What is known to be the universal solvent & why?
Water, the Universal Solvent.
When water mixes with air, the ground, or our bodies, it usually takes along all kinds of valuable minerals, nutrients, and chemicals.
Water acts as an excellent solvent universally due to its chemical compositions and physical attributes. The polar arrangement of oxygen and hydrogen in water molecules is in such a way that on one side, oxygen has a negative charge, and on the other, hydrogen has a positive electrical charge. This is the main reason why other molecules are attracted to water molecules.
Water is a universal solvent because its physical and chemical properties make it highly solvent. As oxygen and hydrogen have negative and positive charges, they attract other molecular compounds very easily.
As water has the ability to dissolve with many other substances, this is the main reason it is known as the best example of water solvent. Water is very important for every living organism on earth.
Below are the properties of some solvents that are easily mixed in water:
Ethanol is considered a very useful solvent, much like water. When these compounds mix with water, it becomes a very good example of water acting as a solvent. When ethanol mixes with other solvents such as acetone and benzene, it quickly mixes with it, the same way it happens with water.
Methanol is another example of a water solvent as it also mixes easily with other compounds. It is also known as methyl alcohol. Methanol is commonly used by several industries as it is a solvent and helps in manufacturing various things like adhesive, colours, inks, and resins. Methanol is used by pharmaceutical industries for various ingredients used in the manufacture of products like vitamins.

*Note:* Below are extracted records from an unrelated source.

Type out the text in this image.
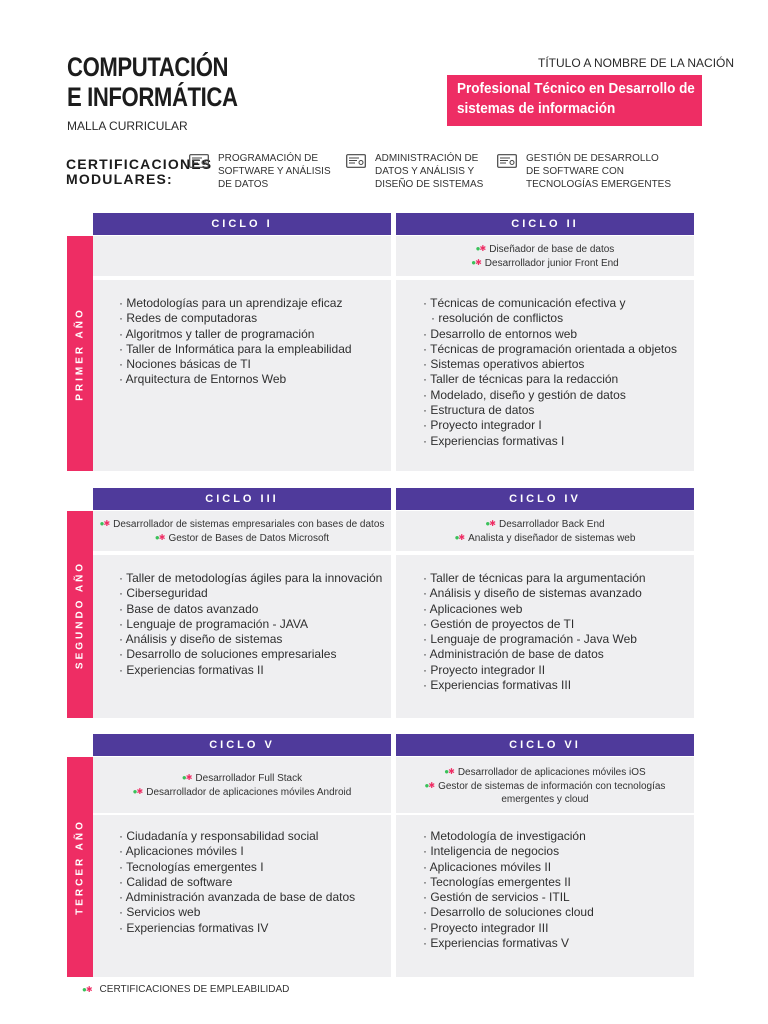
COMPUTACIÓN
E INFORMÁTICA
MALLA CURRICULAR
TÍTULO A NOMBRE DE LA NACIÓN
Profesional Técnico en Desarrollo de
sistemas de información
CERTIFICACIONES
MODULARES:
PROGRAMACIÓN DE
SOFTWARE Y ANÁLISIS
DE DATOS
ADMINISTRACIÓN DE
DATOS Y ANÁLISIS Y
DISEÑO DE SISTEMAS
GESTIÓN DE DESARROLLO
DE SOFTWARE CON
TECNOLOGÍAS EMERGENTES
PRIMER AÑO
CICLO I	CICLO II
●✱ Diseñador de base de datos
●✱ Desarrollador junior Front End
· Metodologías para un aprendizaje eficaz
· Redes de computadoras
· Algoritmos y taller de programación
· Taller de Informática para la empleabilidad
· Nociones básicas de TI
· Arquitectura de Entornos Web
· Técnicas de comunicación efectiva y
· resolución de conflictos
· Desarrollo de entornos web
· Técnicas de programación orientada a objetos
· Sistemas operativos abiertos
· Taller de técnicas para la redacción
· Modelado, diseño y gestión de datos
· Estructura de datos
· Proyecto integrador I
· Experiencias formativas I
SEGUNDO AÑO
CICLO III	CICLO IV
●✱ Desarrollador de sistemas empresariales con bases de datos
●✱ Gestor de Bases de Datos Microsoft
●✱ Desarrollador Back End
●✱ Analista y diseñador de sistemas web
· Taller de metodologías ágiles para la innovación
· Ciberseguridad
· Base de datos avanzado
· Lenguaje de programación - JAVA
· Análisis y diseño de sistemas
· Desarrollo de soluciones empresariales
· Experiencias formativas II
· Taller de técnicas para la argumentación
· Análisis y diseño de sistemas avanzado
· Aplicaciones web
· Gestión de proyectos de TI
· Lenguaje de programación - Java Web
· Administración de base de datos
· Proyecto integrador II
· Experiencias formativas III
TERCER AÑO
CICLO V	CICLO VI
●✱ Desarrollador Full Stack
●✱ Desarrollador de aplicaciones móviles Android
●✱ Desarrollador de aplicaciones móviles iOS
●✱ Gestor de sistemas de información con tecnologías
emergentes y cloud
· Ciudadanía y responsabilidad social
· Aplicaciones móviles I
· Tecnologías emergentes I
· Calidad de software
· Administración avanzada de base de datos
· Servicios web
· Experiencias formativas IV
· Metodología de investigación
· Inteligencia de negocios
· Aplicaciones móviles II
· Tecnologías emergentes II
· Gestión de servicios - ITIL
· Desarrollo de soluciones cloud
· Proyecto integrador III
· Experiencias formativas V
●✱ CERTIFICACIONES DE EMPLEABILIDAD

Acetone has the ability to easily dissolve with both types of compounds, polar and nonpolar, that is why it is the best solvent. This solvent is used in many types of organic reactions.
Any chemical that is both basic and acidic in nature are called amphoteric. Water is neither acidic nor basic, and yet performs both functions. This shows its ability to absorb maximum protons.
The above examples illustrate water as the perfect solvent.
There are compounds like salt (NaCl) to which water is heavily attracted, and can also dislocate the attractive force that chloride and sodium have in the salt compound and therefore dissolve it. Due to electrical charges at the molecular level, salt dissolves in water.
Another main reason is that both salt and water compounds are in a polar position, with negative and positive charges on opposite sides of the molecules. Water, in a gaseous form, is the lightest gas on earth, whereas on the other hand, water as a liquid is a denser form. These unusual properties of water add up uniqueness to it.
Salt compounds carry a bond that is ionic because they both are charged electrically, whereas on the other hand, the sodium ion is positively charged and the chloride ion is charged negatively. This is how water molecules are ionic by nature, and the bond is known as covalent. It has two hydrogen atoms, both of which have located themselves with their positive charge on one place of an oxygen atom, which has charged negatively.